Prévenu avant la remise des médailles de l’intention des coureurs américains de protester à leur façon contre la ségrégation raciale aux Etats-Unis, Peter Norman qui vivait en Australie, un pays où régnait à l’époque un apartheid extrêmement strict envers les aborigènes ainsi que les noirs, n’allait pas se montrer uniquement compréhensif envers la cause défendue, il allait l’approuver en déclarant :

                                                                                                                         « Je serai avec vous ! »

Si les athlètes noirs américains avaient décidé de monter sur le podium les pieds nus en signe de pauvreté, ils devaient également arborer le badge du Projet Olympique pour les droits de l’homme, un mouvement constitué de sportifs engagés pour l’égalité des hommes. Mais le symbole, peut-être le plus fort, en tout cas le plus visible, le plus ostensible, les fameux gants noirs, c’est bien Norman qui en a eu l’idée. Juste avant de monter sur le podium, s’apercevant qu’ils n’avaient qu’une seule paire de gants pour deux, les coureurs américains faillirent renoncer à les porter, c’est l’athlète australien qui suggéra qu’ils pourraient ne porter qu’un gant chacun, ce qu’ils firent ! Norman, que l’on croit désintéressé de la cause de par son attitude, portait le badge du Projet Olympique sur sa poitrine, montrant ainsi qu’il partageait l’orientation défendue par les deux autres coureurs.

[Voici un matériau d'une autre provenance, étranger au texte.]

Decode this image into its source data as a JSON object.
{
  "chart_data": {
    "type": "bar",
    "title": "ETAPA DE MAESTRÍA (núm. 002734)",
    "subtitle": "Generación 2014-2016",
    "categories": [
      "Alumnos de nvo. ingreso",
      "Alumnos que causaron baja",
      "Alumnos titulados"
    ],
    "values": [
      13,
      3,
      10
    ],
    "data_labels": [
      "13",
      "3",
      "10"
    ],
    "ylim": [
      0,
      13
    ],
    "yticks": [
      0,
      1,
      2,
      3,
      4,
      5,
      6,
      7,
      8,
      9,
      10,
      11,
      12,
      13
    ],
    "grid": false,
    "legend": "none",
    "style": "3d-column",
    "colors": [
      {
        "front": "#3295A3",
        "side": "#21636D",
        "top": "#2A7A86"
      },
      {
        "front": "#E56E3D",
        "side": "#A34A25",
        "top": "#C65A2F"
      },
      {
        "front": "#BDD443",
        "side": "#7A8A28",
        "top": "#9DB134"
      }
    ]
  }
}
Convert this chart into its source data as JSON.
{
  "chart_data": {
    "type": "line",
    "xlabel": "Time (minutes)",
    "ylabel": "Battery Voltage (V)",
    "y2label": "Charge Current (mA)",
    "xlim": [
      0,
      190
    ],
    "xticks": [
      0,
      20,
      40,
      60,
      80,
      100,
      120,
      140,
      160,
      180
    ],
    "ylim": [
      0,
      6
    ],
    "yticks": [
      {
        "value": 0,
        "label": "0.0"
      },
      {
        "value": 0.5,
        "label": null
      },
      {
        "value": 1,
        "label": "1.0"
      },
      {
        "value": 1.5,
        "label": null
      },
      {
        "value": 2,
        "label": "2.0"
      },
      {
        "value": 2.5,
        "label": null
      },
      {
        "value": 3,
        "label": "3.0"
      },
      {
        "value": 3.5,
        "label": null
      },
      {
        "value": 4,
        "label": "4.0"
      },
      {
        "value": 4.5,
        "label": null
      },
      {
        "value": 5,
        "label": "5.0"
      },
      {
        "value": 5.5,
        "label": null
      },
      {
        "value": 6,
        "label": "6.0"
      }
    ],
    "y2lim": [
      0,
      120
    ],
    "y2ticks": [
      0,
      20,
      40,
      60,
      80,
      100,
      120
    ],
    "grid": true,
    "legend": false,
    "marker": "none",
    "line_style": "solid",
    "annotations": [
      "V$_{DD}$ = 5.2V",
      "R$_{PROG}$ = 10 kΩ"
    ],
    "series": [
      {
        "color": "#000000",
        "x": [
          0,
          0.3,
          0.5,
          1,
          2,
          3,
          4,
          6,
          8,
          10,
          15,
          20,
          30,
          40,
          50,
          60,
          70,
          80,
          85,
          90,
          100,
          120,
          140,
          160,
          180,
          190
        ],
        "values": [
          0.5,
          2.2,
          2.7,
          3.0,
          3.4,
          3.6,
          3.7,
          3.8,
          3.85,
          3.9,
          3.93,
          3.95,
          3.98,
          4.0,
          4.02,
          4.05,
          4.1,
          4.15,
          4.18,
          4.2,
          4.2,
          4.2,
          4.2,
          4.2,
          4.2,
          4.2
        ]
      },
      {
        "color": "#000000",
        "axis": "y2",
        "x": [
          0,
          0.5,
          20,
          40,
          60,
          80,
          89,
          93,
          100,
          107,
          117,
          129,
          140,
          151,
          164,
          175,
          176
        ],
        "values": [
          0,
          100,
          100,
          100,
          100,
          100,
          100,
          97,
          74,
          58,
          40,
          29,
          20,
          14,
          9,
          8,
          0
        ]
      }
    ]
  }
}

« Je ne pouvais pas voir ce qui se passait derrière moi » déclara Norman, « mais j’ai su qu’ils avaient mis leur plan à exécution lorsque la foule qui chantait l’hymne national américain s’est soudainement tue. Le stade est alors devenu totalement silencieux ».

Si l’histoire a retenu le bannissement des deux athlètes noirs de leur discipline ainsi que les nombreux problèmes auxquels ils ont été confronté à leur retour au pays de l’oncle Sam, allant jusqu’à des menaces de mort, peu de cas a été fait du sort réservé au sportif australien. A l’instar des deux autres protagonistes, il fut lui aussi confronté à de lourdes conséquences pour avoir affiché son soutien aux deux coureurs américains. Ainsi fut-il mis au banc de sa discipline, ne participant pas à l’édition suivante des Jeux Olympiques de 1972 alors que ses résultats sportifs étaient excellents, ni même en tant qu’invité d’honneur lors des JO de l’an 2000 se déroulant dans son pays à Sydney. Considéré comme un traître, renié par les instances sportives ainsi que sa propre famille, il mit un terme forcé à sa carrière avant d’exercer nombre de petits travaux pour subsister puisque personne ne souhaitait plus l’embaucher. Rejeté par tous, il sombrera dans l’alcoolisme et la dépression après que la gangrène l’ai rongé suite à une blessure mal soignée.

Afin d’éviter cette descente aux enfers, il aurait pu s’amender et condamné le geste de protestation de John Carlos et Tommie Smith comme il fut invité à le faire à de nombreuses reprises, à se repentir en somme en implorant le pardon de ses pairs et de la société tout entière. Mais s’était bien mal connaître Norman qui jamais ne reniera son soutien aux deux athlètes américains. Un homme droit et fier comme on en rencontre pas si souvent…

Bien plus tard, après la fin de la ségrégation raciale aux Etats-Unis, Smith et Carlos furent reconnus comme les héros d’une cause qu’ils avaient largement contribuée à défendre. Une statue a même été érigée en Californie afin de leur rendre hommage, même si l’on ne peut que constater l’absence de l’athlète australien sur cette sculpture, comme s’il avait été gommé de l’histoire…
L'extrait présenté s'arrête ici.